A bit more thread num practice

  • By using the command omp_get_thread_num() we can access an array that we are parallelising using the #pragma omp parallel directive.
#define sqr ((x)*(x))
int arr[10]= {2,3,4,5,6,7,8,9,10};
#pragma omp parallel 
 {
   int i = omp_get_thread_num() 
                std::cout << sqr(arr[i]) << std::endl;
 }

Clauses

Clauses

  • Type in and run this code. You can use any operation on the array elements, the point is just to show how thread numbers can be used for array access.
  • If there are more array elements than threads (as there will be in any non trivial project) then the threads will be fed new tasks as they complete previous ones until the work is done.

Setting the thread count

  • If you want to, you can set a specific number of threads
#pragma omp parallel num_threads(4)
  • This can work to reduce the number of threads, but may not work if you seek to increase the number of threads, as there may be an effective upper limit..
  • Threads have a creation cost, so creating ones you could do without is wasteful.
  • Openmp will create a small amount of threads if it only needs a few.

Master

  • The Master block will execute enclosed code in one thread of a thread pool.
#pragma omp master
{
    block
}
  • It cannot be used in a parallel for loop
  • This gives us a way of telling OpenMP that we want this code to be run in the threadpool, but only once, not by every thread.
  • Use it in the code you wrote earlier to try out parallel, so that program only prints to screen once.

Critical - 1

  • A critical block implements a classic critical section, controlled entirely by OpenMP.
#pragma omp critical
{
    block
}
  • Use to print to screen (screen printing is not thread safe).
  • Use for nothing else.
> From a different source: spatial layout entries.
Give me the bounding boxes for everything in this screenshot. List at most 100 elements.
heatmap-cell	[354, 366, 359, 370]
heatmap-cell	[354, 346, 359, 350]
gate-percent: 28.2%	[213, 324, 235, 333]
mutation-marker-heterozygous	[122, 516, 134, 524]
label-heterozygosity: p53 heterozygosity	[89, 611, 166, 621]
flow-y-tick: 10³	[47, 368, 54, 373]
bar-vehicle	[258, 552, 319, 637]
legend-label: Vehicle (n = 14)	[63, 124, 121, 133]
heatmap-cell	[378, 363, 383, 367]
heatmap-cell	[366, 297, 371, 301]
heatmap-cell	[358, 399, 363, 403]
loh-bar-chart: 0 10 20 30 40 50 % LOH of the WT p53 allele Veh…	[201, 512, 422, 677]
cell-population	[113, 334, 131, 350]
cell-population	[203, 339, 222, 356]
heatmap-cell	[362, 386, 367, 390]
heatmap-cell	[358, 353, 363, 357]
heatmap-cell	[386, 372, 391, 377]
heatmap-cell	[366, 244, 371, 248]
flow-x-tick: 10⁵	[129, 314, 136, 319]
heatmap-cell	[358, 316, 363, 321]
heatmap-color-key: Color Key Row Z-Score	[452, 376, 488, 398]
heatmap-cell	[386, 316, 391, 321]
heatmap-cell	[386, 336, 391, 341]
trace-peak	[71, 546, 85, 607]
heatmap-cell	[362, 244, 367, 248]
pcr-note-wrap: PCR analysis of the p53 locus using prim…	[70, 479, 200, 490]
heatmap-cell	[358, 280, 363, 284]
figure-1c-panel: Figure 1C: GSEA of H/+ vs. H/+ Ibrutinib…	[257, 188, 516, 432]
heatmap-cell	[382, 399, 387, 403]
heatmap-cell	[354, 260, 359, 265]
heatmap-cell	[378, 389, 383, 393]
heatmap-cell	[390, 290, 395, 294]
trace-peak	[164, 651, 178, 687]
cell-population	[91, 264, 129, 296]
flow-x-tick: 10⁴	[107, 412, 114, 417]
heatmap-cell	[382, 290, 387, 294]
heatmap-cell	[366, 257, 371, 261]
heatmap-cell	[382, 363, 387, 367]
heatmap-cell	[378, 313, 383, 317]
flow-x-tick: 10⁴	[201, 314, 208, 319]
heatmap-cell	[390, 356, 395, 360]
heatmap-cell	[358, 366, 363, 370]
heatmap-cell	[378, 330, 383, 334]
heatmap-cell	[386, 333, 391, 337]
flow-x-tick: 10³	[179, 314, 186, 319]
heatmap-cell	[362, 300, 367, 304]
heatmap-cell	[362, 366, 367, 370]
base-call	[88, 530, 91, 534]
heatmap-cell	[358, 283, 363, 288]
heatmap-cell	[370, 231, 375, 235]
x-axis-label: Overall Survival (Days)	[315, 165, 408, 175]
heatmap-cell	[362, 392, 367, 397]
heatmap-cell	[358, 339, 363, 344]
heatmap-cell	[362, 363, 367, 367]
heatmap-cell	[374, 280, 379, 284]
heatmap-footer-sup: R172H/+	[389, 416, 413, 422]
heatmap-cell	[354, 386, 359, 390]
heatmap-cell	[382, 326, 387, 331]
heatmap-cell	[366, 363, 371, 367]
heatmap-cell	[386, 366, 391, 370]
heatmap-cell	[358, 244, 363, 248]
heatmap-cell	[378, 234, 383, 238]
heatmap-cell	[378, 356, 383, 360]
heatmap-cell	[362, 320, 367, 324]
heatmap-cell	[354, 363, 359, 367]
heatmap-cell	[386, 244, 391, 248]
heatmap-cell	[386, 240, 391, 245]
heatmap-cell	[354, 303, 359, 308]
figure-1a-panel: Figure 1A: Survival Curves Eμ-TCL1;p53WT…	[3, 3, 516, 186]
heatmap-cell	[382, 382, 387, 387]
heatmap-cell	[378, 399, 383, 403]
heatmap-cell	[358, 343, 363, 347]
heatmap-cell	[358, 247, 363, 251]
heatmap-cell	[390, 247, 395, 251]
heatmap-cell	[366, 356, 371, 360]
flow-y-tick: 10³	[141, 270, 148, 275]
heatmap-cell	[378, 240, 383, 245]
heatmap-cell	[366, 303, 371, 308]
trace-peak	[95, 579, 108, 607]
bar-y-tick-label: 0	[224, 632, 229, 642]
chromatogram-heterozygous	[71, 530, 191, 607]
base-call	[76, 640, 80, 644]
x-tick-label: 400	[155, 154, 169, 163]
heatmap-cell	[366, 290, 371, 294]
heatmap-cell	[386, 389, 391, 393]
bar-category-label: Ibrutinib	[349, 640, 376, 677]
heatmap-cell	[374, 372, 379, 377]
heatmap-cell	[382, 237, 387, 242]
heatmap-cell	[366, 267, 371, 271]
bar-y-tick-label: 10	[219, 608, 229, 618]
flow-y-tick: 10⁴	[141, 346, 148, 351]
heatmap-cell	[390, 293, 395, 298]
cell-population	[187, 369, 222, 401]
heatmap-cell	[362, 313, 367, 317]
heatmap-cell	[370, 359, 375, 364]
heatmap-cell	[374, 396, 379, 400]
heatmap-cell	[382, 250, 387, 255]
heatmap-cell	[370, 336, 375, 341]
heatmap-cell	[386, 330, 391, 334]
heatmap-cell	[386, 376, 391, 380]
If the logic of your program needs critical sections, it is a bad parallel program.
  • Printing in a threadpool is not really a good idea anyway, other than for testing or initial learning.
  • As with all critical sections, they will not scale well.

Nowait

  • Nowait can disable the Barriers in some OpenMP contructs, in Parallel For it allows you tell OpenMP that program execution can continue before the threadpool finishes.
  • More on this later, but using it in Parralel For is something to consider carefully.

Variable settings

Variable settings

OpenMP lets you assign properties to variables that effect how they function within the structured block.

Shared

#pragma omp parallel shared (x)
  • In OpenMP, all variables are shared by default in parallel regions, unless declared within the scope of a given parallel region.
  • Explicitly specifying them as such leads to clearer code that is easier to debug.

Private

#pragma omp parallel private (x)
  • This type of variable, again single or compound type, is duplicated and provided uninitialized to each thread in the block.
  • By default these are used internally by each thread then discarded. If this isn’t the required result, there are other options.

Firstprivate

#pragma omp parallel firstprivate (x)
  • Declares one or more list items to be private to a task.
  • After the structured block completes it updates the variable/s passed with the value held in the firstprivate variable before the block began.
  • So it can be set, used, then reset to be used again. Not specifically by another threadpool.

Lastprivate

#pragma omp parallel lastprivate (x)
  • Declares one or more list items to be private to a task.
  • After the structured block completes it updates the variable/s passed with the value held in the last thread or section to complete.
  • The private var is uninitialized, and on completion contains the last value it held in the last thread to complete.

threadprivate

#pragma omp parallel threadprivate (x)
  • The Threadprivate directive is used to make global file scope variables local and persistent to a thread through the execution of multiple parallel regions.
  • This allows some simplification of programming logic when privates are used repeatedly.